Try out other combinations of features and models.

In [212]:
features = ['age','fare','pclass','is_female']

logReg(x_train, y_train, features, 10)

Accuracy
--------
             baseline = 0.6164658634538153
             model = 0.8092369477911646


In [213]:
features = x_train.columns

logReg(x_train, y_train, features, 10)


Accuracy
--------
             baseline = 0.6164658634538153
             model = 0.8152610441767069


In [214]:
features = x_train.columns

logReg(x_train, y_train, features, 1)


Accuracy
--------
             baseline = 0.6164658634538153
             model = 0.8152610441767069


In [215]:
features = ['age','fare','pclass','is_female']

logReg(x_train, y_train, features, 0.1)


Accuracy
--------
             baseline = 0.6164658634538153
             model = 0.7831325301204819


In [216]:
features = x_train.columns

logReg(x_train, y_train, features, 0.1)


Accuracy
--------
             baseline = 0.6164658634538153
             model = 0.8253012048192772


Use you best 3 models to predict and evaluate on your validate sample.

In [217]:
features = x_validate.columns

logReg(x_validate, y_validate, features, 0.1)


Accuracy
--------
             baseline = 0.6164658634538153
             model = 0.7757009345794392


In [218]:
features = x_validate.columns

logReg(x_validate, y_validate, features, 1)

Accuracy
--------
             baseline = 0.6164658634538153
             model = 0.7990654205607477


In [219]:
features = ['age','fare','pclass','is_female']

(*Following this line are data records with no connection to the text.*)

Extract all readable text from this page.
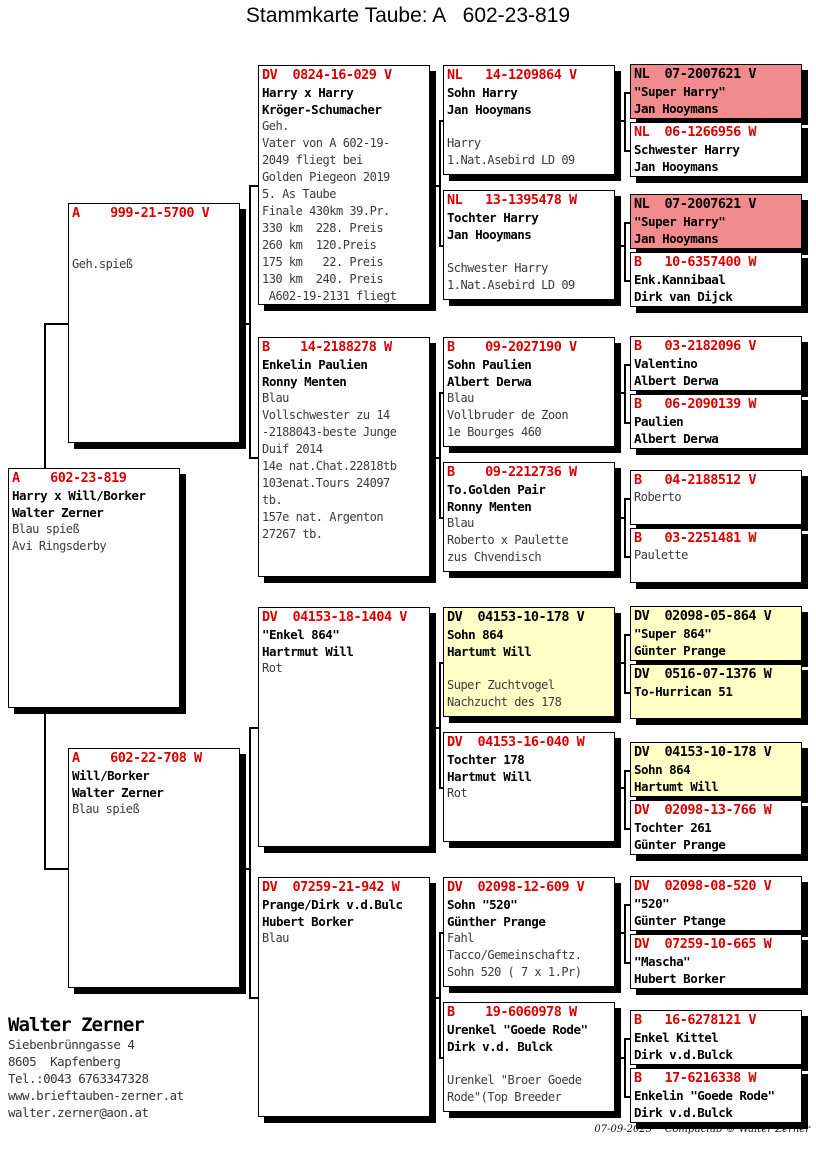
Stammkarte Taube: A   602-23-819
A    999-21-5700 V
Geh.spieß
A    602-23-819
Harry x Will/Borker
Walter Zerner
Blau spieß
Avi Ringsderby
A    602-22-708 W
Will/Borker
Walter Zerner
Blau spieß
DV  0824-16-029 V
Harry x Harry
Kröger-Schumacher
Geh.
Vater von A 602-19-
2049 fliegt bei
Golden Piegeon 2019
5. As Taube
Finale 430km 39.Pr.
330 km  228. Preis
260 km  120.Preis
175 km   22. Preis
130 km  240. Preis
A602-19-2131 fliegt
B    14-2188278 W
Enkelin Paulien
Ronny Menten
Blau
Vollschwester zu 14
-2188043-beste Junge
Duif 2014
14e nat.Chat.22818tb
103enat.Tours 24097
tb.
157e nat. Argenton
27267 tb.
DV  04153-18-1404 V
"Enkel 864"
Hartrmut Will
Rot
DV  07259-21-942 W
Prange/Dirk v.d.Bulc
Hubert Borker
Blau
NL   14-1209864 V
Sohn Harry
Jan Hooymans
Harry
1.Nat.Asebird LD 09
NL   13-1395478 W
Tochter Harry
Jan Hooymans
Schwester Harry
1.Nat.Asebird LD 09
B    09-2027190 V
Sohn Paulien
Albert Derwa
Blau
Vollbruder de Zoon
1e Bourges 460
B    09-2212736 W
To.Golden Pair
Ronny Menten
Blau
Roberto x Paulette
zus Chvendisch
DV  04153-10-178 V
Sohn 864
Hartumt Will
Super Zuchtvogel
Nachzucht des 178
DV  04153-16-040 W
Tochter 178
Hartmut Will
Rot
DV  02098-12-609 V
Sohn "520"
Günther Prange
Fahl
Tacco/Gemeinschaftz.
Sohn 520 ( 7 x 1.Pr)
B    19-6060978 W
Urenkel "Goede Rode"
Dirk v.d. Bulck
Urenkel "Broer Goede
Rode"(Top Breeder
NL  07-2007621 V
"Super Harry"
Jan Hooymans
NL  06-1266956 W
Schwester Harry
Jan Hooymans
NL  07-2007621 V
"Super Harry"
Jan Hooymans
B   10-6357400 W
Enk.Kannibaal
Dirk van Dijck
B   03-2182096 V
Valentino
Albert Derwa
B   06-2090139 W
Paulien
Albert Derwa
B   04-2188512 V
Roberto
B   03-2251481 W
Paulette
DV  02098-05-864 V
"Super 864"
Günter Prange
DV  0516-07-1376 W
To-Hurrican 51
DV  04153-10-178 V
Sohn 864
Hartumt Will
DV  02098-13-766 W
Tochter 261
Günter Prange
DV  02098-08-520 V
"520"
Günter Ptange
DV  07259-10-665 W
"Mascha"
Hubert Borker
B   16-6278121 V
Enkel Kittel
Dirk v.d.Bulck
B   17-6216338 W
Enkelin "Goede Rode"
Dirk v.d.Bulck
Walter Zerner
Siebenbrünngasse 4
8605  Kapfenberg
Tel.:0043 6763347328
www.brieftauben-zerner.at
walter.zerner@aon.at
07-09-2023    Compuclub © Walter Zerner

logReg(x_validate, y_validate, features, 1)


Accuracy
--------
             baseline = 0.6164658634538153
             model = 0.7850467289719626


Choose you best model from the validation performation, and evaluate it on the test dataset. How do the performance metrics compare to validate? to train?

In [222]:
features = x_test.columns

logReg(x_test, y_test, features, 1)

Accuracy
--------
             baseline = 0.6164658634538153
             model = 0.8100558659217877


Bonus1 How do different strategies for handling the missing values in the age column affect model performance?

Bonus2: How do different strategies for encoding sex affect model performance?

Bonus3: scikit-learn's LogisticRegression classifier is actually applying a regularization penalty to the coefficients by default. This penalty causes the magnitude of the coefficients in the resulting model to be smaller than they otherwise would be. This value can be modified with the C hyper parameter. Small values of C correspond to a larger penalty, and large values of C correspond to a smaller penalty.

Try out the following values for C and note how the coefficients and the model's performance on both the dataset it was trained on and on the validate split are affected.

- C = 0.01
- C = 0.1
- C = 1
- C = 10
- C = 100
- C = 1000

Bonus Bonus: how does scaling the data interact with your choice of C?